Europe’s Attempt at Divergence Will Be Bad News for the Dollar
In the aftermath of World War II, the United States was not just a military superpower but also an economic superpower. As the world’s largest economy and with the dollar being established as the world’s reserve currency, the US government had no qualms about taking advantage of that position. Even in the aftermath of the breakdown of the Bretton Woods system and the closing of the gold window the US dollar remained the world’s reserve currency. But decades of devaluation and abuse of the dollar’s reserve status have led to increasing unease about the dollar’s future course.
Adding to that unease is the fact that the US government has fully weaponized the American financial system. With the dollar still the world’s reserve currency and a vital currency in markets such as oil, and the US banking system still the world’s most dominant, companies and countries that want to do international business find themselves almost of necessity having to deal with the American financial system.
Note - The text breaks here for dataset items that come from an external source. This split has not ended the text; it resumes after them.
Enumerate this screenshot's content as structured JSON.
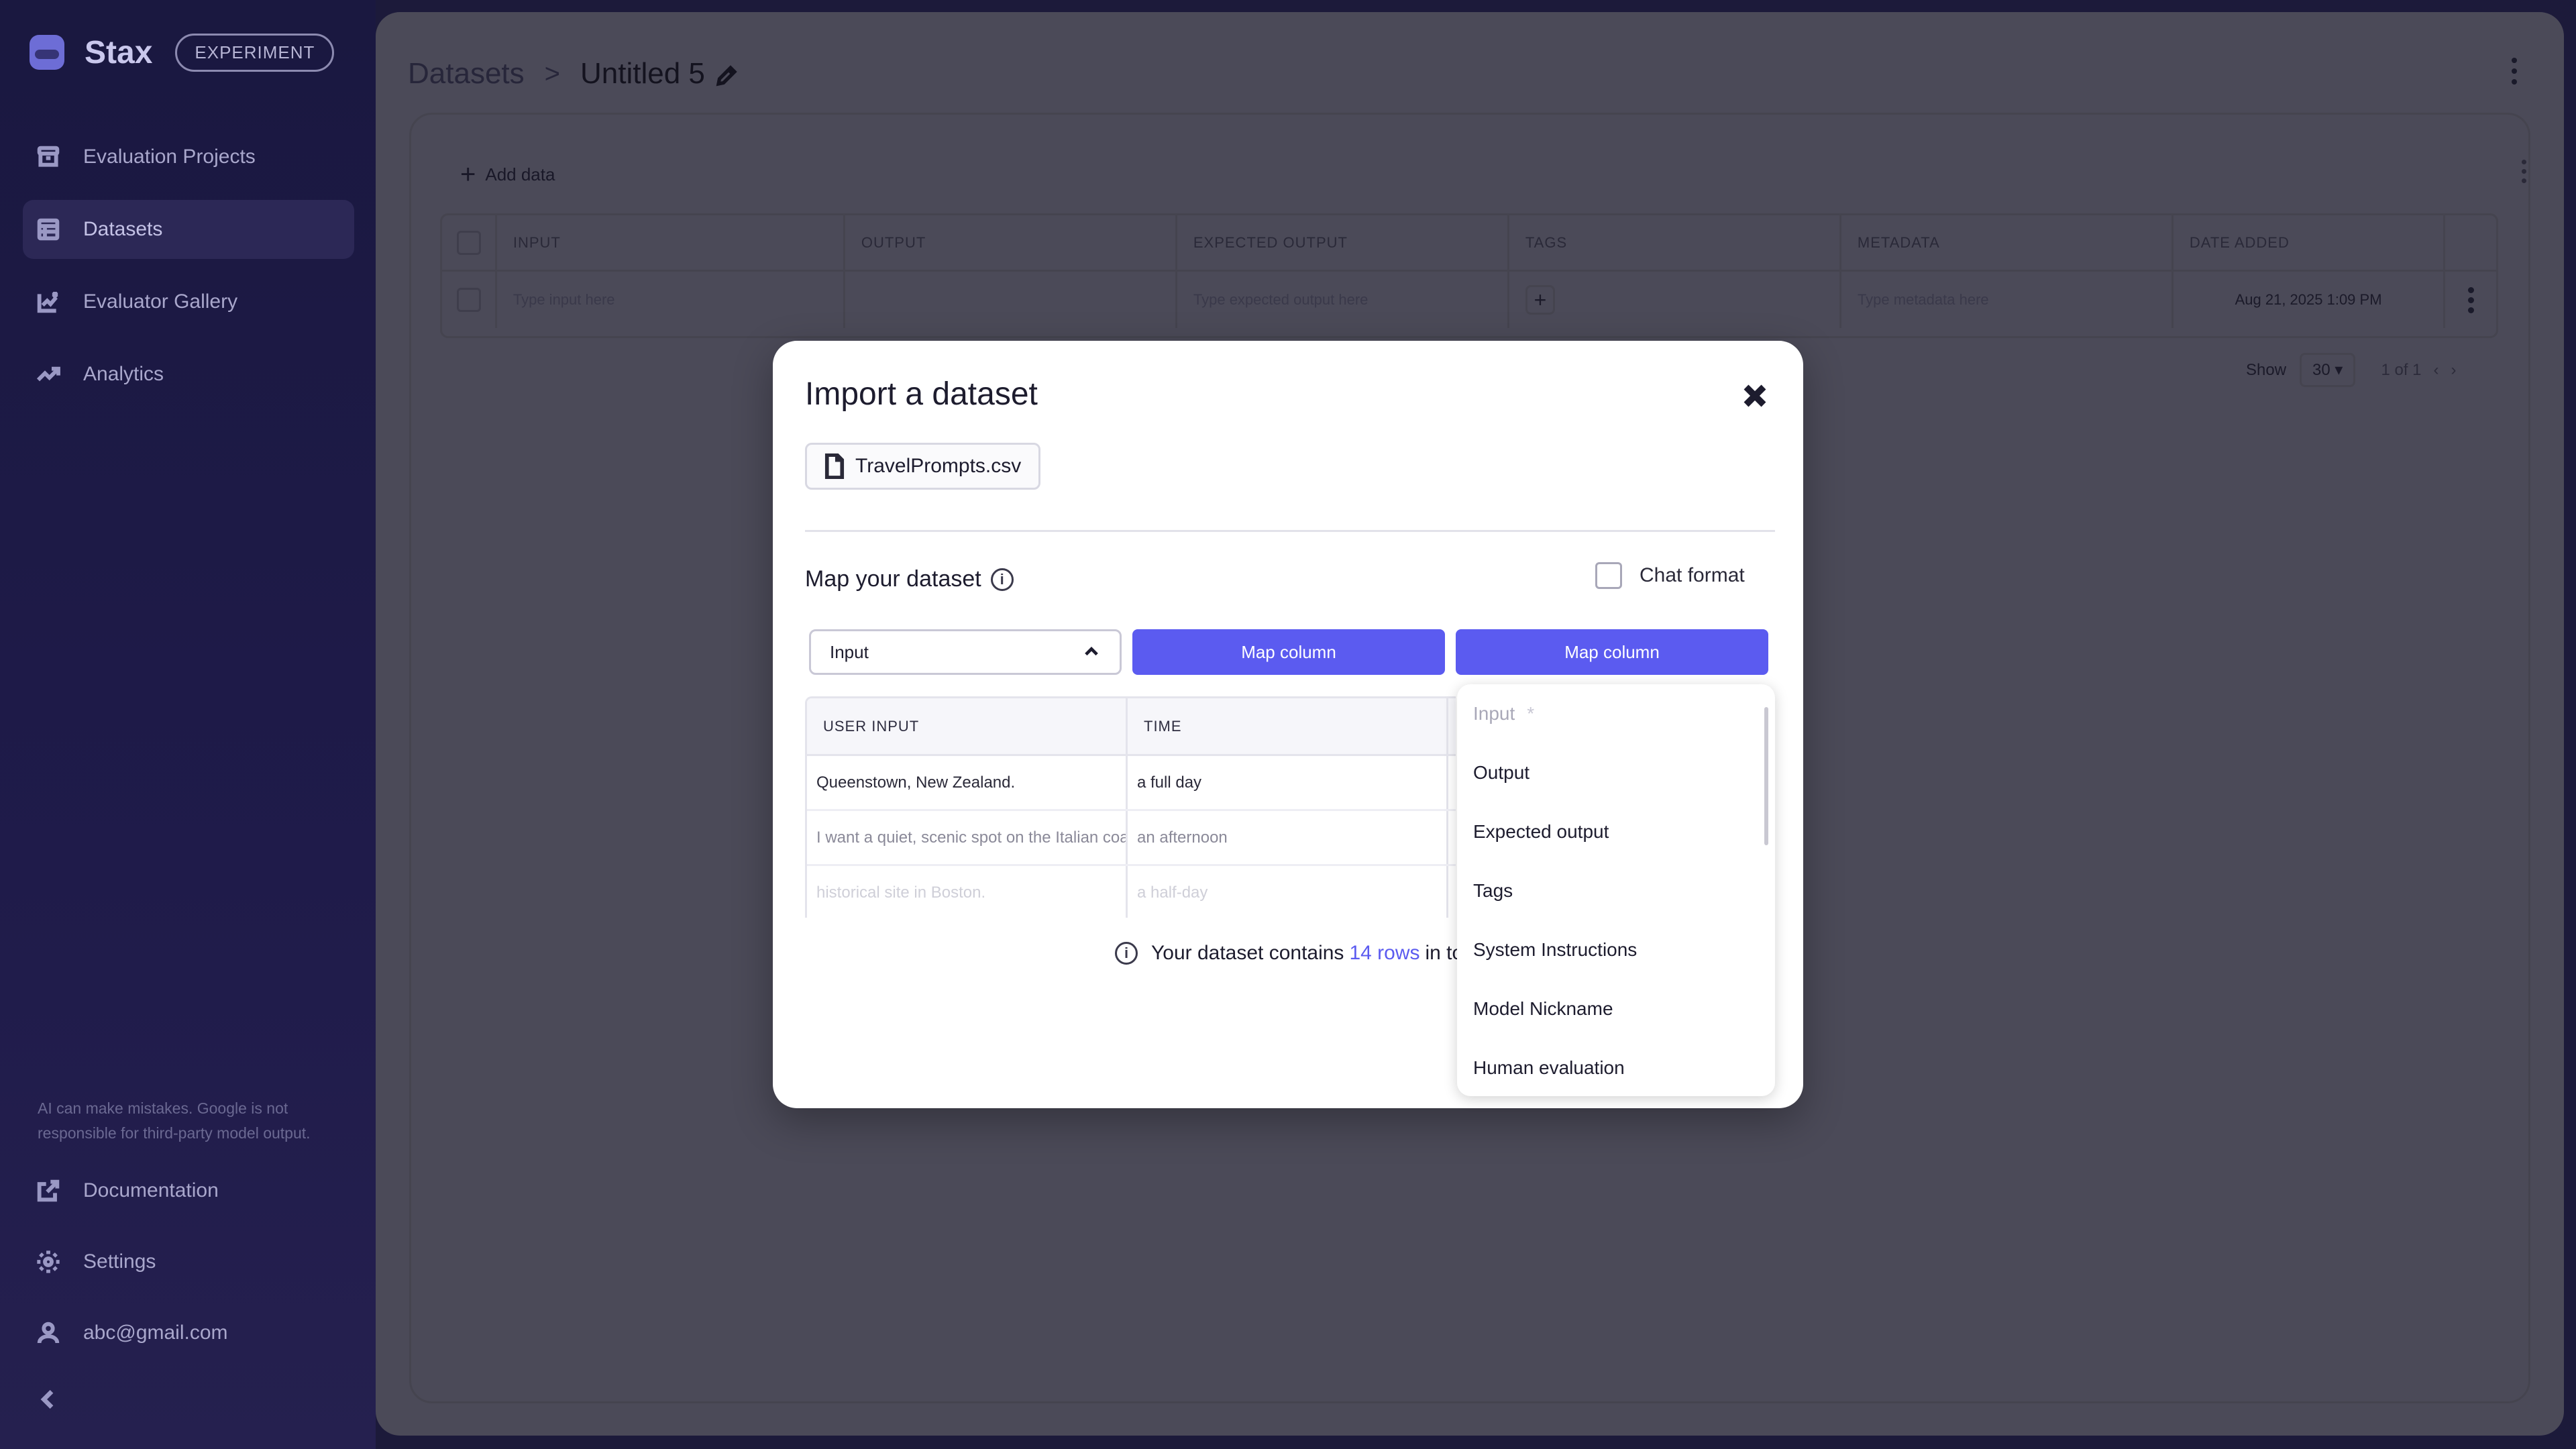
{
  "sidebar": {
    "brand": "Stax",
    "badge": "EXPERIMENT",
    "items": [
      {
        "label": "Evaluation Projects"
      },
      {
        "label": "Datasets"
      },
      {
        "label": "Evaluator Gallery"
      },
      {
        "label": "Analytics"
      }
    ],
    "disclaimer": "AI can make mistakes. Google is not responsible for third-party model output.",
    "bottom": [
      {
        "label": "Documentation"
      },
      {
        "label": "Settings"
      },
      {
        "label": "abc@gmail.com"
      }
    ]
  },
  "header": {
    "breadcrumb_root": "Datasets",
    "breadcrumb_separator": ">",
    "title": "Untitled 5"
  },
  "panel": {
    "add_data": "Add data",
    "columns": [
      "INPUT",
      "OUTPUT",
      "EXPECTED OUTPUT",
      "TAGS",
      "METADATA",
      "DATE ADDED"
    ],
    "row": {
      "input_placeholder": "Type input here",
      "expected_placeholder": "Type expected output here",
      "metadata_placeholder": "Type metadata here",
      "date": "Aug 21, 2025 1:09 PM"
    },
    "pager": {
      "show_label": "Show",
      "page_size": "30",
      "page_info": "1 of 1"
    }
  },
  "modal": {
    "title": "Import a dataset",
    "file_name": "TravelPrompts.csv",
    "map_title": "Map your dataset",
    "chat_format": "Chat format",
    "select_value": "Input",
    "map_button_1": "Map column",
    "map_button_2": "Map column",
    "preview_headers": [
      "USER INPUT",
      "TIME"
    ],
    "preview_rows": [
      [
        "Queenstown, New Zealand.",
        "a full day"
      ],
      [
        "I want a quiet, scenic spot on the Italian coast",
        "an afternoon"
      ],
      [
        "historical site in Boston.",
        "a half-day"
      ]
    ],
    "summary_prefix": "Your dataset contains",
    "summary_rows": "14 rows",
    "summary_suffix": "in total"
  },
  "dropdown": {
    "items": [
      {
        "label": "Input",
        "disabled": true
      },
      {
        "label": "Output"
      },
      {
        "label": "Expected output"
      },
      {
        "label": "Tags"
      },
      {
        "label": "System Instructions"
      },
      {
        "label": "Model Nickname"
      },
      {
        "label": "Human evaluation"
      }
    ],
    "required_marker": "*"
  },
  "colors": {
    "accent": "#5b5bf0",
    "sidebar_bg": "#1a1840"
  }
}
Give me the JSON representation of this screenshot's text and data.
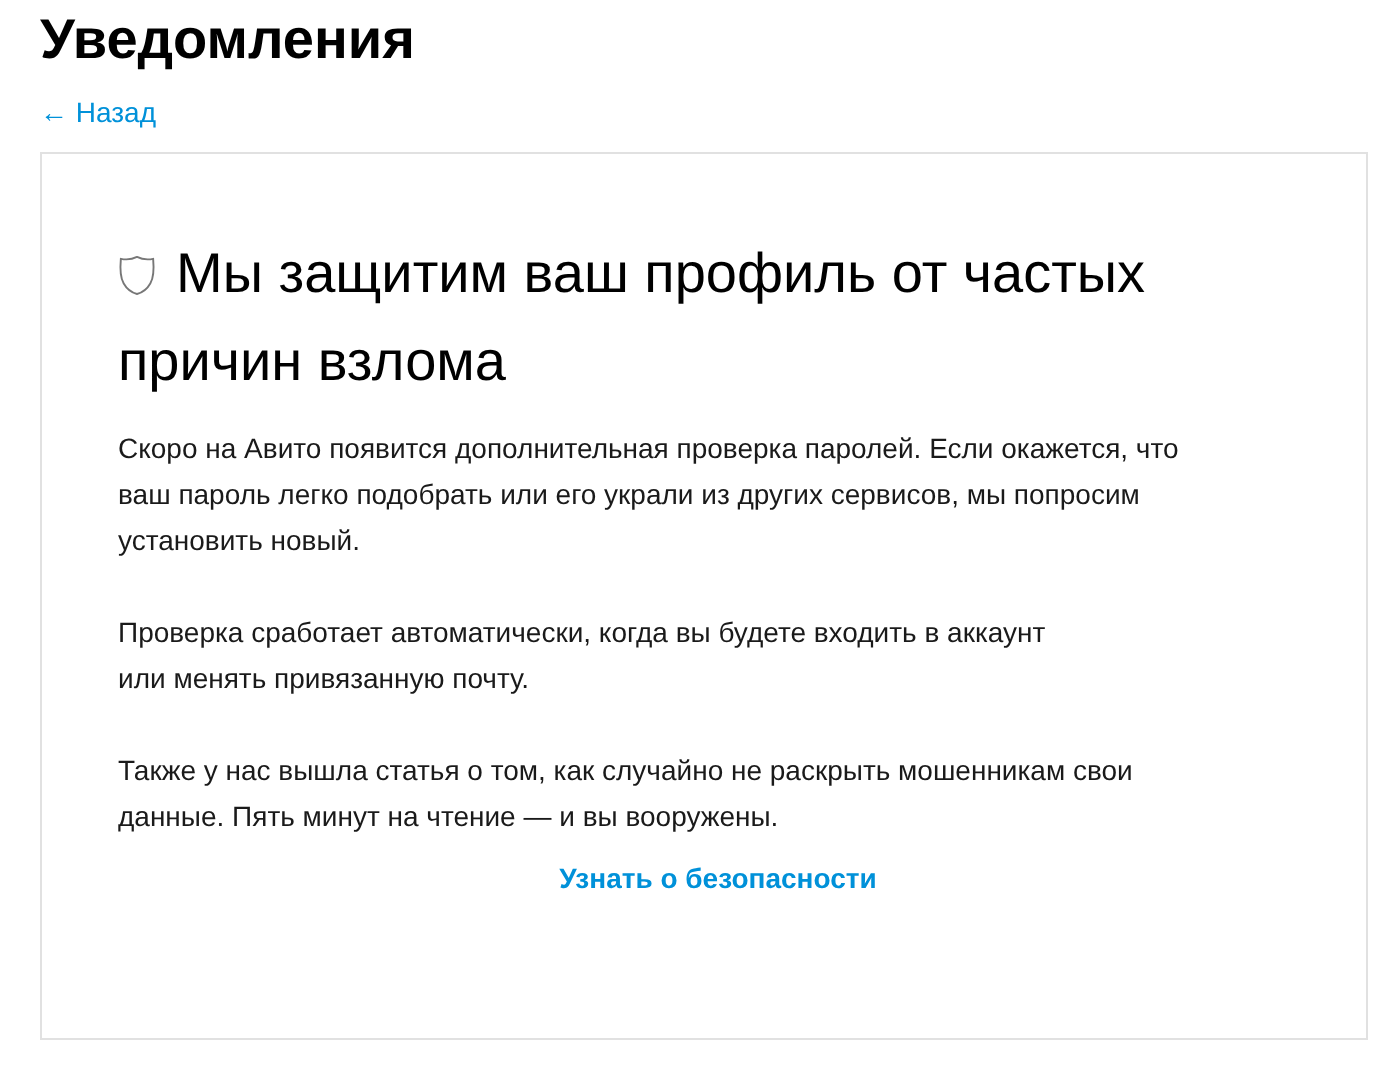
{
  "page": {
    "title": "Уведомления",
    "back_link": "← Назад"
  },
  "card": {
    "title": "Мы защитим ваш профиль от частых причин взлома",
    "paragraphs": [
      {
        "lines": [
          "Скоро на Авито появится дополнительная проверка паролей. Если окажется, что",
          "ваш пароль легко подобрать или его украли из других сервисов, мы попросим",
          "установить новый."
        ]
      },
      {
        "lines": [
          "Проверка сработает автоматически, когда вы будете входить в аккаунт",
          "или менять привязанную почту."
        ]
      },
      {
        "lines": [
          "Также у нас вышла статья о том, как случайно не раскрыть мошенникам свои",
          "данные. Пять минут на чтение — и вы вооружены."
        ]
      }
    ],
    "link": "Узнать о безопасности"
  }
}
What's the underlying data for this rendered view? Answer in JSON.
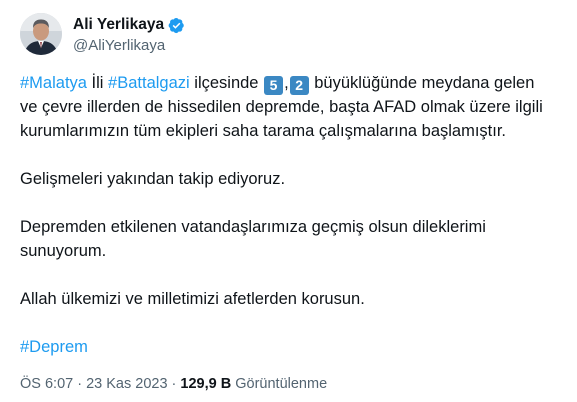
{
  "author": {
    "name": "Ali Yerlikaya",
    "handle": "@AliYerlikaya",
    "verified_color": "#1d9bf0"
  },
  "tweet": {
    "p1": {
      "tag1": "#Malatya",
      "t1": " İli ",
      "tag2": "#Battalgazi",
      "t2": " ilçesinde ",
      "digit1": "5",
      "comma": ",",
      "digit2": "2",
      "t3": " büyüklüğünde meydana gelen",
      "line2": "ve çevre illerden de hissedilen depremde, başta AFAD olmak üzere ilgili",
      "line3": "kurumlarımızın tüm ekipleri saha tarama çalışmalarına başlamıştır."
    },
    "p2": "Gelişmeleri yakından takip ediyoruz.",
    "p3_line1": "Depremden etkilenen vatandaşlarımıza geçmiş olsun dileklerimi",
    "p3_line2": "sunuyorum.",
    "p4": "Allah ülkemizi ve milletimizi afetlerden korusun.",
    "hashtag": "#Deprem"
  },
  "meta": {
    "time": "ÖS 6:07",
    "sep1": " · ",
    "date": "23 Kas 2023",
    "sep2": " · ",
    "views": "129,9 B",
    "views_label": " Görüntülenme"
  },
  "colors": {
    "link": "#1d9bf0",
    "secondary": "#536471",
    "text": "#0f1419",
    "keycap": "#3b88c3"
  }
}
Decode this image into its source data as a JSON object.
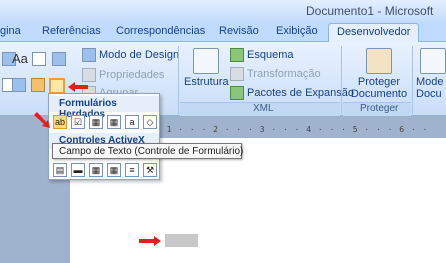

The US government has taken advantage of that fact by levying sanctions against individuals and corporations in Russia, Iran, and other countries it wants to punish and forbidding them from being able to access the US financial system.
But that punishment doesn’t just extend to alleged bad actors in those countries. US sanctions also forbid other countries and their businesses from doing business with those bad actors lest they also face being cut off from the US financial system. That has rankled other countries, particularly in the European Union. Unlike the US, EU countries have a history of doing business in Iran. The start-stop nature of US sanctions, slapping sanctions on Iran then removing them then enacting them again, has European companies frustrated. And the EU is equally frustrated that its companies are facing being cut off from the US and world financial system.
That’s why the EU has decided to start looking at creating its own payment system that would not rely on the US. By creating its own payment system, including perhaps a version of the SWIFT system that would be outside US influence, EU banks could continue to do business around the world without having to worry about what the US government thinks. If such a system were to be established, it would essentially sandbox the United States, minimizing US influence and rendering the US financial system increasingly irrelevant.
That in turn would mark the beginning of the end of the dollar’s international dominance. With an EU payments system that presumably would be euro-denominated, other countries would be able to dump the dollar and use the euro instead. And that would be bad news for American investors whose investments are dependent on the strength of the dollar.
Investors who want to protect against that possibility need to diversify their portfolios and begin investing in assets that don’t rely on the dollar’s strength for their value. Gold is one of those assets, as it is a universal store of value that not only won’t lose value when the dollar plummets but actually gains value as the dollar weakens. Those investors who can see the writing on the wall and move to protect themselves against the dollar’s eventual decline will make out far better than those who don’t.